Inzwischen vergehen die Tage und wir kehren zurück, um uns nach der Situation der Jugendlichen im Hotspot zu erkundigen und wir hoffen, dass das Versprechen der Verlegung eingehalten wurde. Das Team von Terres des Hommes, von dem wir wissen, dass es im Hotspot wirkt, erklärt uns, dass es nicht autorisiert sei, uns Informationen zu geben. Save the Children sagt uns, dass sich noch gut sechzig unbegleitete Minderjährige im Zentrum befinden und dass weiterhin daran gearbeitet wird, die Verlegung zu beschleunigen und diese wahrscheinlich in wenigen Tagen vonstattengeht. Soviel hat uns auch das UNHCR mitgeteilt, sie informieren uns auch über die Chance, dass die unbegleiteten Minderjährigen in diesen Tagen in kleinen Gruppen in den Hof gelassen werden. Nichts Neues also, außer der Fortsetzung der Rechtsverletzungen und der Einschränkung der Freiheit.

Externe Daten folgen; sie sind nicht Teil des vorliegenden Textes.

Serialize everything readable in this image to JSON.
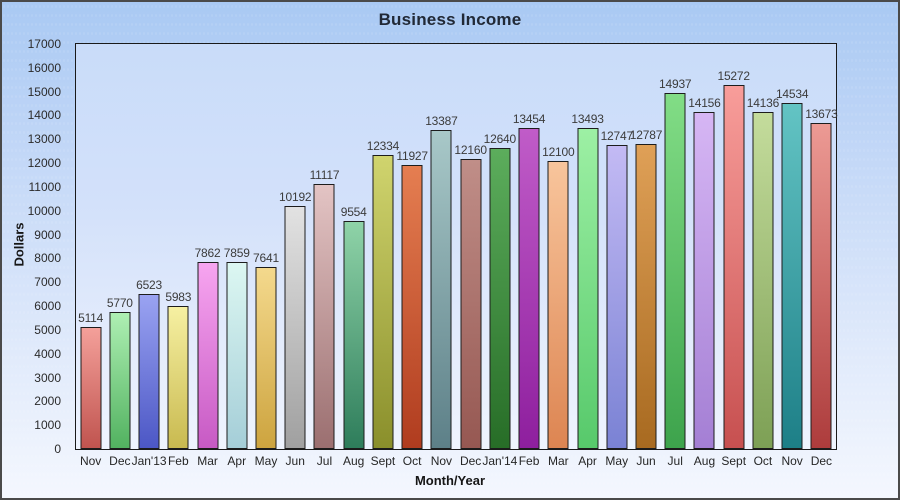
{
  "chart_data": {
    "type": "bar",
    "title": "Business Income",
    "xlabel": "Month/Year",
    "ylabel": "Dollars",
    "ylim": [
      0,
      17000
    ],
    "ytick_step": 1000,
    "yticks": [
      0,
      1000,
      2000,
      3000,
      4000,
      5000,
      6000,
      7000,
      8000,
      9000,
      10000,
      11000,
      12000,
      13000,
      14000,
      15000,
      16000,
      17000
    ],
    "grid": false,
    "legend_position": "none",
    "value_labels_shown": true,
    "categories": [
      "Nov",
      "Dec",
      "Jan'13",
      "Feb",
      "Mar",
      "Apr",
      "May",
      "Jun",
      "Jul",
      "Aug",
      "Sept",
      "Oct",
      "Nov",
      "Dec",
      "Jan'14",
      "Feb",
      "Mar",
      "Apr",
      "May",
      "Jun",
      "Jul",
      "Aug",
      "Sept",
      "Oct",
      "Nov",
      "Dec"
    ],
    "values": [
      5114,
      5770,
      6523,
      5983,
      7862,
      7859,
      7641,
      10192,
      11117,
      9554,
      12334,
      11927,
      13387,
      12160,
      12640,
      13454,
      12100,
      13493,
      12747,
      12787,
      14937,
      14156,
      15272,
      14136,
      14534,
      13673
    ],
    "bar_colors": [
      {
        "top": "#f4a09a",
        "bottom": "#c0544f"
      },
      {
        "top": "#aeefb3",
        "bottom": "#52b260"
      },
      {
        "top": "#9aa3f2",
        "bottom": "#4c57c5"
      },
      {
        "top": "#f6f0a2",
        "bottom": "#c9ba50"
      },
      {
        "top": "#f7a5f0",
        "bottom": "#c75ac4"
      },
      {
        "top": "#dcf7f2",
        "bottom": "#a5ced8"
      },
      {
        "top": "#f4d98d",
        "bottom": "#cda43f"
      },
      {
        "top": "#e2e2e2",
        "bottom": "#a0a0a0"
      },
      {
        "top": "#e3c4c4",
        "bottom": "#9b6f70"
      },
      {
        "top": "#8fd3a8",
        "bottom": "#2e7d5b"
      },
      {
        "top": "#d0d46e",
        "bottom": "#8a8f2b"
      },
      {
        "top": "#e57e51",
        "bottom": "#b03c1f"
      },
      {
        "top": "#a8c8c8",
        "bottom": "#5d8088"
      },
      {
        "top": "#c08e88",
        "bottom": "#965852"
      },
      {
        "top": "#5cad5c",
        "bottom": "#276d27"
      },
      {
        "top": "#c05cc8",
        "bottom": "#8e1f9e"
      },
      {
        "top": "#f8c59c",
        "bottom": "#dd8552"
      },
      {
        "top": "#9df0a4",
        "bottom": "#57c96b"
      },
      {
        "top": "#c3baf4",
        "bottom": "#7a82d4"
      },
      {
        "top": "#dfa057",
        "bottom": "#a86a20"
      },
      {
        "top": "#82dd86",
        "bottom": "#3da34c"
      },
      {
        "top": "#d6b6f4",
        "bottom": "#a47fd4"
      },
      {
        "top": "#f89d9a",
        "bottom": "#c75050"
      },
      {
        "top": "#c4dc9c",
        "bottom": "#7da055"
      },
      {
        "top": "#63c4c4",
        "bottom": "#1d7f87"
      },
      {
        "top": "#ec9a94",
        "bottom": "#ad3c3c"
      }
    ]
  },
  "colors": {
    "frame_border": "#4a4a4a",
    "plot_border": "#1a1a1a",
    "background_top": "#a9c9f3",
    "background_bottom": "#f4f7fe",
    "title_text": "#212936",
    "tick_text": "#2b2b2b",
    "value_label_text": "#3b3b3b"
  }
}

Auf der einen Seite festgehalten, auf der anderen Seite abgeschoben: Im Gegensatz zur oben beschriebenen Situation werden in der Provinz von Agrigent und Messina viele unbegleitete Jugendliche, die offensichtlich minderjährig sind, ständig als Erwachsene registriert und sogar schon Ablehnungsbescheide erhalten haben. Ein Phänomen, das, wie es der Zufall will, ansteigt, seitdem die meisten Aufnahmezentren, die sie beherbergen sollten, voll belegt sind. Der Schutz des Wohls und der Respekt vor den Gesetzen scheint also in Italien keine Priorität zu haben, nicht einmal für die besonders Schutzbedürftigen.

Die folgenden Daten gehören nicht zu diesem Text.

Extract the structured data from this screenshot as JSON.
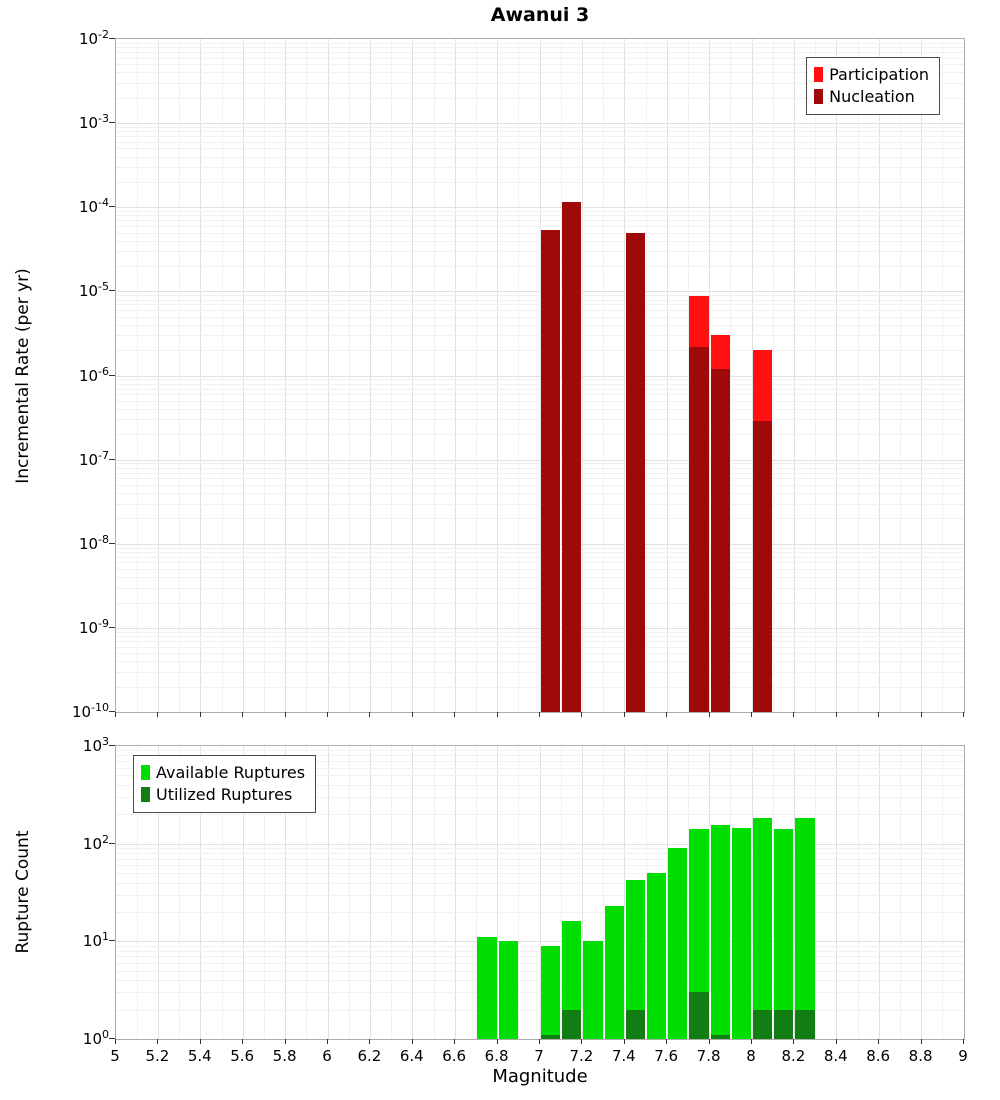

Viele Jugendliche und junge Männer, die ihr Leben riskiert haben, um hier anzukommen, werden sich sicher nicht an die Fotos erinnern, die zuhauf von ihnen geschossen wurden, um die eigene Aufnahmefähigkeit zur Schau zu stellen oder um die öffentliche Meinung zu gewinnen, um Mittel zu sammeln. Aber sie werden nicht ohne Weiteres die langen Wartezeiten vergessen, in denen sie glaubten, noch einmal durchzudrehen, ohne spüren zu können, wie der Wind auf der eigenen Haut weht und sich endlich frei zu wähnen.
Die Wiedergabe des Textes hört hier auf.